The effect of this is that the abstractions in the Self codebase for different assemblers had to be adjusted to differentiate between OS X, Linux with gcc and Linux with clang. Yet, this did not suffice. Our jmp_label macro seemed not to work for firstSelfFrame_returnPC on Linux with clang,

  • neither using a simple jmp as on OS X,
  • nor forcing the label to be global as on Linux with gcc.
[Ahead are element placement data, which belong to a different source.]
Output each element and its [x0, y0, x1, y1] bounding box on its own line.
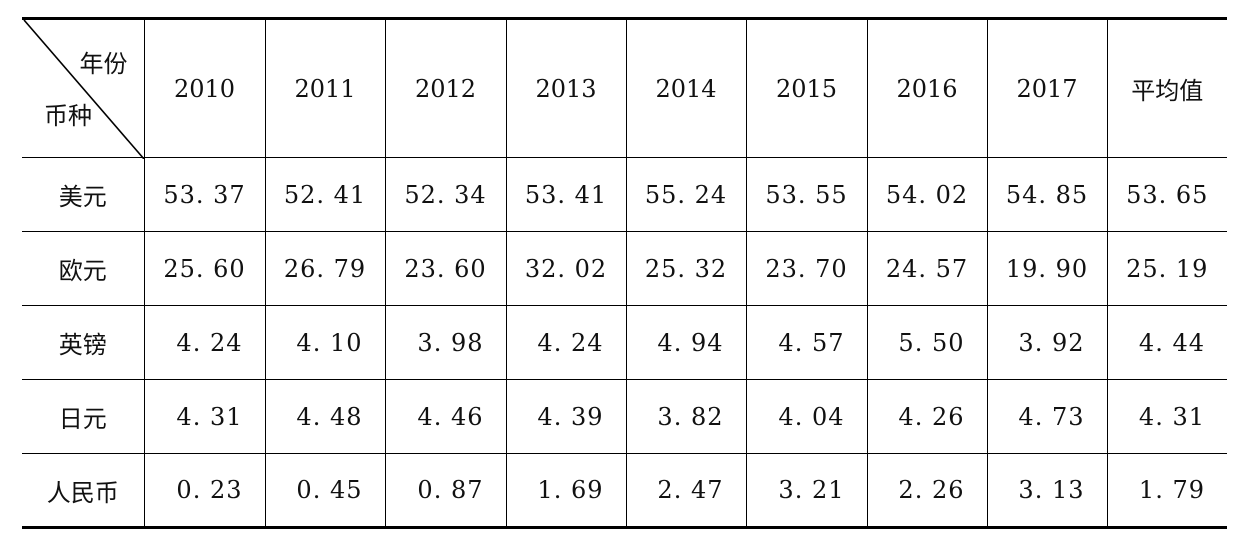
table-cell: 3. 98: [384, 305, 506, 380]
column-header: 2012: [384, 17, 506, 158]
column-header: 2016: [866, 17, 987, 158]
column-header: 2013: [505, 17, 626, 158]
table-cell: 4. 31: [143, 379, 265, 454]
table-cell-average: 1. 79: [1106, 453, 1227, 529]
table-cell: 4. 10: [264, 305, 385, 380]
table-cell: 54. 02: [866, 157, 987, 232]
table-cell: 4. 24: [505, 305, 626, 380]
column-header: 2011: [264, 17, 385, 158]
table-cell: 4. 94: [625, 305, 746, 380]
table-row: 日元 4. 31 4. 48 4. 46 4. 39 3. 82 4. 04 4…: [22, 379, 1227, 454]
corner-label-currency: 币种: [44, 102, 92, 130]
table-cell: 3. 82: [625, 379, 746, 454]
row-label: 欧元: [22, 231, 144, 306]
table-cell: 3. 21: [745, 453, 867, 529]
table-cell: 54. 85: [986, 157, 1107, 232]
table-cell: 26. 79: [264, 231, 385, 306]
table-cell: 4. 04: [745, 379, 867, 454]
table-cell-average: 25. 19: [1106, 231, 1227, 306]
column-header: 2010: [143, 17, 265, 158]
table-row: 人民币 0. 23 0. 45 0. 87 1. 69 2. 47 3. 21 …: [22, 453, 1227, 529]
table-cell: 4. 24: [143, 305, 265, 380]
table-cell: 52. 41: [264, 157, 385, 232]
table-cell: 25. 60: [143, 231, 265, 306]
table-row: 英镑 4. 24 4. 10 3. 98 4. 24 4. 94 4. 57 5…: [22, 305, 1227, 380]
table-row: 美元 53. 37 52. 41 52. 34 53. 41 55. 24 53…: [22, 157, 1227, 232]
row-label: 人民币: [22, 453, 144, 529]
corner-header-cell: 年份 币种: [22, 17, 144, 159]
table-cell: 53. 55: [745, 157, 867, 232]
table-cell: 52. 34: [384, 157, 506, 232]
currency-share-table: 年份 币种 2010 2011 2012 2013 2014 2015 2016…: [22, 17, 1227, 529]
table-cell: 23. 70: [745, 231, 867, 306]
table-cell: 4. 26: [866, 379, 987, 454]
table-cell: 32. 02: [505, 231, 626, 306]
table-cell: 2. 47: [625, 453, 746, 529]
row-label: 英镑: [22, 305, 144, 380]
table-cell-average: 4. 31: [1106, 379, 1227, 454]
table-cell: 0. 23: [143, 453, 265, 529]
header-row: 年份 币种 2010 2011 2012 2013 2014 2015 2016…: [22, 17, 1227, 159]
table-cell: 5. 50: [866, 305, 987, 380]
diagonal-line: [23, 20, 144, 159]
table-cell-average: 53. 65: [1106, 157, 1227, 232]
table-cell: 53. 37: [143, 157, 265, 232]
table-cell: 25. 32: [625, 231, 746, 306]
column-header: 2017: [986, 17, 1107, 158]
table-cell: 4. 73: [986, 379, 1107, 454]
table-cell: 3. 92: [986, 305, 1107, 380]
table-cell: 24. 57: [866, 231, 987, 306]
table-cell: 4. 39: [505, 379, 626, 454]
column-header: 2015: [745, 17, 867, 158]
table-cell: 4. 48: [264, 379, 385, 454]
row-label: 日元: [22, 379, 144, 454]
table-cell: 2. 26: [866, 453, 987, 529]
table-cell: 1. 69: [505, 453, 626, 529]
corner-label-year: 年份: [79, 50, 128, 78]
currency-share-table-container: 年份 币种 2010 2011 2012 2013 2014 2015 2016…: [22, 17, 1227, 529]
column-header-average: 平均值: [1106, 17, 1227, 158]
table-cell: 23. 60: [384, 231, 506, 306]
table-cell: 4. 46: [384, 379, 506, 454]
table-cell-average: 4. 44: [1106, 305, 1227, 380]
table-cell: 0. 87: [384, 453, 506, 529]
row-label: 美元: [22, 157, 144, 232]
table-row: 欧元 25. 60 26. 79 23. 60 32. 02 25. 32 23…: [22, 231, 1227, 306]
table-cell: 53. 41: [505, 157, 626, 232]
table-cell: 55. 24: [625, 157, 746, 232]
table-cell: 19. 90: [986, 231, 1107, 306]
column-header: 2014: [625, 17, 746, 158]
table-cell: 0. 45: [264, 453, 385, 529]
table-cell: 4. 57: [745, 305, 867, 380]
table-cell: 3. 13: [986, 453, 1107, 529]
Either way, clang insisted on generating a “short” jump, which is encoded in only two bytes instead of five bytes for the other cases. I tried other different ways of forcing a 32 bit address jump, but to no avail.

Solution?

In the end, I disabled using the integrated assembler of clang on Linux. clang now—happily?—uses the GNU as of the system as if it were gcc and our jmp_label again encodes to a 32 bit address jump, a five byte instruction.

Aftermath

Arguably, it is possible to adjust the Self C++ code to not expect the 0x14 at the 26th byte but earlier and then using short jumps. After all, this code still dates from days where SPARC and PPC, and not Intel CPUs, where the main supported platforms within Self. After all, the assembly code in Self is not position independent and Assembly will be an issue once Mac OS X 10.8 is there. But again, this is another story.


1 This holds at least for Xcode 3.2 to Xcode 4.2
2 start_exported_function is an Assembler macro to ensure that a certain label is global and linkable.
3 I did a refactoring of the assembler code in my Self VM fork for better portability. Hence, whenever they diverge, the assembler code is given in two ways, the original form and my “portable” version.